Aim: Determine the effect of residual leaning force on intrathoracic pressure (ITP) in healthy children receiving mechanical ventilation. We hypothesized that application of significant residual leaning force (2.5kg or 20% of subject body weight) would be associated with a clinically important change in ITP.
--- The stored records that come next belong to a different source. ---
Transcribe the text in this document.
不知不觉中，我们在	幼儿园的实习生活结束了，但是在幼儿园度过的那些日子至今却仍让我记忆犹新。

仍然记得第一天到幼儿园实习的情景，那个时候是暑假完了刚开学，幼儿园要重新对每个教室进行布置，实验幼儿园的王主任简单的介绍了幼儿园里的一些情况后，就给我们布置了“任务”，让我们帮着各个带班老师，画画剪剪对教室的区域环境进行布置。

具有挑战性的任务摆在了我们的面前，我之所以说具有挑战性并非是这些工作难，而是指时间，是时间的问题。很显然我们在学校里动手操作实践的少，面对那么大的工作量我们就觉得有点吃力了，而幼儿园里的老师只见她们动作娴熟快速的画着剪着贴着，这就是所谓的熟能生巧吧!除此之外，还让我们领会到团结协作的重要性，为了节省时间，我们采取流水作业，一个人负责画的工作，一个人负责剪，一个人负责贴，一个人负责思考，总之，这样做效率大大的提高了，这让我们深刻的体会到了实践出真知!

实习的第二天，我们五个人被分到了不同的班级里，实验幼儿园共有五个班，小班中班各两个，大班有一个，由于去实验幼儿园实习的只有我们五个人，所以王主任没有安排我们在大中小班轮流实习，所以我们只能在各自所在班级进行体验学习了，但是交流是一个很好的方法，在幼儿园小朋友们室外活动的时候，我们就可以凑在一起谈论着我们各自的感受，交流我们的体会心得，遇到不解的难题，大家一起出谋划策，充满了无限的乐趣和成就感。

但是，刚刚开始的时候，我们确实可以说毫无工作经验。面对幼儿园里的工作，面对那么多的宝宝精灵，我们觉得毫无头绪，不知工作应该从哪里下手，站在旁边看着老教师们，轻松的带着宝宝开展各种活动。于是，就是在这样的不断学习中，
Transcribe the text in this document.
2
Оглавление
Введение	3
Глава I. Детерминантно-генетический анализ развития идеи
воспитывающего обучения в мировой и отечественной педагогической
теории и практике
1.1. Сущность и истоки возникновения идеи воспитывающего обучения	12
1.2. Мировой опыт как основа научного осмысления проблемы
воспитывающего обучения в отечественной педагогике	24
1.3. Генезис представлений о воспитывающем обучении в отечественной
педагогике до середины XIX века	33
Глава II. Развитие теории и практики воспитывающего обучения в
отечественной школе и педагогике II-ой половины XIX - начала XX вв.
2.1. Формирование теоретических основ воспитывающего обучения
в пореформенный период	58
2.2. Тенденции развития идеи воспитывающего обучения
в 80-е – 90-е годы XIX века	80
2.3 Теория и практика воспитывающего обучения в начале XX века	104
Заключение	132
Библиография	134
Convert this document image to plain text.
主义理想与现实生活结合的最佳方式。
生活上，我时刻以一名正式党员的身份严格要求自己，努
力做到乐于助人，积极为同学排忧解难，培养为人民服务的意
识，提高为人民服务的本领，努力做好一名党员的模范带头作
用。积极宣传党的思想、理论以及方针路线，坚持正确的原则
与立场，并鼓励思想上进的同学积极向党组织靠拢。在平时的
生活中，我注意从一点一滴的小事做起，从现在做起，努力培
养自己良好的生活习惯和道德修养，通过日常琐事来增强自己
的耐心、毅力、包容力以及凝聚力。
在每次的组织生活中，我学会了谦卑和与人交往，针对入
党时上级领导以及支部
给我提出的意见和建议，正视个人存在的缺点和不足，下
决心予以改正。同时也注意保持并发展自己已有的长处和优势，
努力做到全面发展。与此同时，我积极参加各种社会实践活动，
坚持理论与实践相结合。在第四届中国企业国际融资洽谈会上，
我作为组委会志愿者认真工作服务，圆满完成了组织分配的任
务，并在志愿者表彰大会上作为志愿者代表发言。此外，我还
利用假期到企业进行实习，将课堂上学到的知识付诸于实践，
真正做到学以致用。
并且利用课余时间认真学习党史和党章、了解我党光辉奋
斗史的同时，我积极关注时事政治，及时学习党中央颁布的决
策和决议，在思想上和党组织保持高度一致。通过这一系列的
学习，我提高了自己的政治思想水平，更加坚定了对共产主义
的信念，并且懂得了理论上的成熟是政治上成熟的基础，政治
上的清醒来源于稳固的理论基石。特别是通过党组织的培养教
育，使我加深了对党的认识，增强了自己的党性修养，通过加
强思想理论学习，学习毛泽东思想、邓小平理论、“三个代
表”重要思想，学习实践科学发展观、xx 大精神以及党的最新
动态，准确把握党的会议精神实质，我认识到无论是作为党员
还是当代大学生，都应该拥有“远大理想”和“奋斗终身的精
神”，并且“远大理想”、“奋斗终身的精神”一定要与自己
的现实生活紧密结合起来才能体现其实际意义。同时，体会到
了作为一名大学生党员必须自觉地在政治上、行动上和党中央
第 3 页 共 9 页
Methods: IRB-approved pilot study of healthy, anesthetized, paralyzed mechanically ventilated children (6 months to 7 years). Peak endotracheal pressure (ETP), a surrogate of ITP, was continuously measured before and during serial incremental increases in sternal force from 10% to 25% of the subject's body weight. A delta ETP of >or=2.0cmH(2)O was considered clinically significant.
Results: 13 healthy, anesthetized, paralyzed mechanically ventilated children (age: 26+/-24m, range: 6.5-87m; weight: 13+/-5kg, range: 7.4-24.8kg) were enrolled. Peak ETP increased from baseline for all force applications (10% body weight: mean difference of 0.8cmH(2)O, p<0.01; 15% body weight: mean difference of 1.1cmH(2)O, p<0.01; 20% body weight: mean difference of 1.5cmH(2)O, p<0.01; 25% body weight: mean difference of 1.89cmH(2)O, p<0.01). Residual leaning force of >or=2.5kg was associated with a 2.0cmH(2)O change in peak ETP (odds ratio 7.5; CI(95) 1.5-37.7; p=0.014) while sternal force >or=20% body weight was not (odds ratio 2.4; CI(95) 0.6-9.2; p=0.2).
Conclusion: In healthy anesthetized children, changes in ETP were detectable at residual leaning forces as low as 10% of subject body weight. Residual leaning force of 2.5kg was associated with increases in ETP >or=2.0cmH(2)O.